Assignment 2: B TREE

This assignment revisits the wordcount problem of Assignment 1 using a faster data structure and additional C++ language features. You will write two programs using the same B Tree implementation.

Submit a Linux script, Run that will build both programs and execute their test cases. Don't forget to include your data files. The executables shall be called wordcount and dedup.

You may use classes, templates, operator new, and C++ strings for this assignment.

B Tree

Define a class BTree that implements a 2-3 Tree in C++. Use a template to specify a generic type for the data item and assume the item has an operator< method. Do not asssume the item has an operator== or operator> method.

The B Tree should provide the following public methods:

T* insert(T* item)
Find or insert item. Return a pointer to the object that was inserted if a new entry is added, otherwise returns a pointer to the matching object that was already in the tree.
T* lookup(T* item)
Given an object, return a pointer to the matching object in the tree if there is one, NULL otherwise.
template<typename F> void walk(F f)
Apply function object f(T* item) to every element in the tree in order. Note that a function object is an object that has an operator() method.

The tree nodes are private to the BTree class.

Bonus: reuse the memory allocator from Assignment 1, using the placement form of operator new().

Testing

Unit tests are essential for software maintenance because they catch defects that are introduced into previously-working code ("regressions"). For our purposes, wordcount should provide adequate testing if all cases are covered.

One way to make sure all cases are covered is by using a code coverage tool. Such tools can ensure that each line of code is exercised, but cannot check all the possible combinations of code paths—neccessary but not necessarily sufficient testing.

Another way to ensure coverage is to introduce counters into your code. Each case gets it's own counter that is incremented every time that case is executed. On program termination, you can verify all counters have positive values.

You may use the simple counter class in counter.tgz.

To unpack the "tarball", into a subdirectory named counter:

tar xfvz counter.tgz

Program 1

Using the B Tree, reimplement wordcount from Assignment 1.

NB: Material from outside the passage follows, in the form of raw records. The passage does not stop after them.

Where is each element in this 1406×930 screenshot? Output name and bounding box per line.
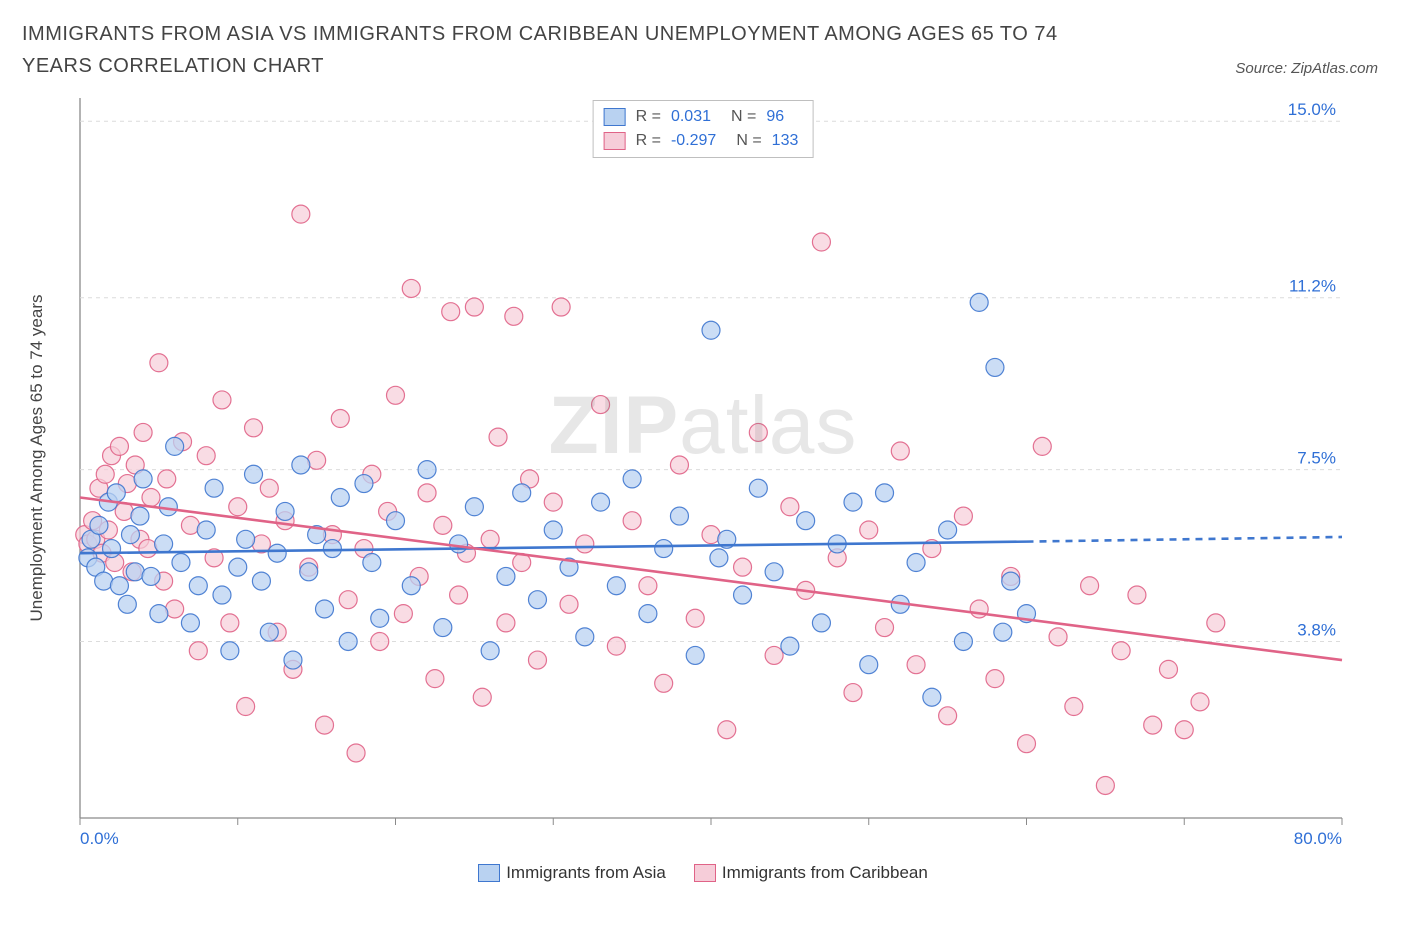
- legend-r-value: 0.031: [671, 105, 711, 129]
- chart-title: IMMIGRANTS FROM ASIA VS IMMIGRANTS FROM …: [22, 18, 1122, 82]
- legend-swatch: [694, 864, 716, 882]
- legend-n-label: N =: [731, 105, 756, 129]
- legend-r-label: R =: [636, 129, 661, 153]
- svg-text:0.0%: 0.0%: [80, 829, 119, 848]
- legend-swatch: [604, 132, 626, 150]
- legend-series-item: Immigrants from Caribbean: [694, 863, 928, 883]
- legend-stat-row: R = -0.297 N = 133: [604, 129, 799, 153]
- legend-r-label: R =: [636, 105, 661, 129]
- source-credit: Source: ZipAtlas.com: [1235, 60, 1378, 77]
- chart-container: ZIPatlas R = 0.031 N = 96 R = -0.297 N =…: [22, 92, 1384, 887]
- legend-n-value: 96: [766, 105, 784, 129]
- svg-text:11.2%: 11.2%: [1289, 277, 1336, 296]
- source-prefix: Source:: [1235, 60, 1291, 77]
- legend-series-item: Immigrants from Asia: [478, 863, 666, 883]
- legend-stat-row: R = 0.031 N = 96: [604, 105, 799, 129]
- svg-text:15.0%: 15.0%: [1288, 100, 1336, 119]
- legend-r-value: -0.297: [671, 129, 716, 153]
- legend-n-label: N =: [736, 129, 761, 153]
- legend-swatch: [604, 108, 626, 126]
- legend-bottom: Immigrants from Asia Immigrants from Cari…: [22, 863, 1384, 887]
- svg-text:3.8%: 3.8%: [1297, 620, 1336, 639]
- legend-series-label: Immigrants from Caribbean: [722, 863, 928, 883]
- legend-n-value: 133: [772, 129, 799, 153]
- legend-stats-box: R = 0.031 N = 96 R = -0.297 N = 133: [593, 100, 814, 158]
- source-name: ZipAtlas.com: [1291, 60, 1378, 77]
- svg-text:80.0%: 80.0%: [1294, 829, 1342, 848]
- legend-swatch: [478, 864, 500, 882]
- svg-text:Unemployment Among Ages 65 to: Unemployment Among Ages 65 to 74 years: [27, 295, 46, 622]
- svg-text:7.5%: 7.5%: [1297, 449, 1336, 468]
- legend-series-label: Immigrants from Asia: [506, 863, 666, 883]
- scatter-chart: 3.8% 7.5% 11.2% 15.0% 0.0% 80.0% Unemployment …: [22, 92, 1352, 852]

We slightly change the semantics of the program in 2 ways:

Since B Tree delete is not required, just leave all entries in place, but skip any entries with zero count when walking the tree. The program should still terminate with failure exit status if any count drops below zero.
Output should be in alphabetical order by word.

You may use the Python script wordcount.py to verify your output. Run the script to produce a baseline output file. The output of your program should match the baseline file.

Bonus: based on wordcount, write wordcount-by-frequency which outputs the words sorted by the frequency of their occurrences. Use an optional command-line parameter -n n to restrict output to the top n words. This is equivalent to the Linux pipeline

wordcount.py datafile | sort -n | head -n n

Program 2

Use the B Tree to implement dedup, which reads a text file containing one word per line and outputs the words in their original order with duplicates removed (i.e. only output the first occurrence of each word).

Notes

Both wordcount and dedup have been used as interview questions. Since dictionary and list structures are part of modern programming languages, both programs are suitable for "whiteboard programming".

Questions to Ponder

Consider running a benchmark to compare Assignment 1 and 2 versions of wordcount for input of varying size and graphing the performance. You may replace the custom allocator from Assignment 1 with malloc() and free. Use a graph plotting tool such as gnuplot or R.
Identify the Standard Template Library components that have equivalent functionality to our B Tree. Consider its interface design compared to the B Tree interface specified in this assignment. Think about any strengths or weakness in the interface given here.
Removing an item from a B Tree is just as important as insert and find. It was not required for this assignment because it won't add much to your learning experience, but do think about how the delete operation would be implemented.
Why does C++ have a placement new operator? Consider this wikipedia article or this Stack Overflow discussion.
Both wordcount and dedup are tested by comparing their output to a reference file. Another common testing technique is to put assertions about pre and post conditions into the test code. Consider the tradeoffs between the two techniques. Is one method more fragile? Is one easier to modify the test cases?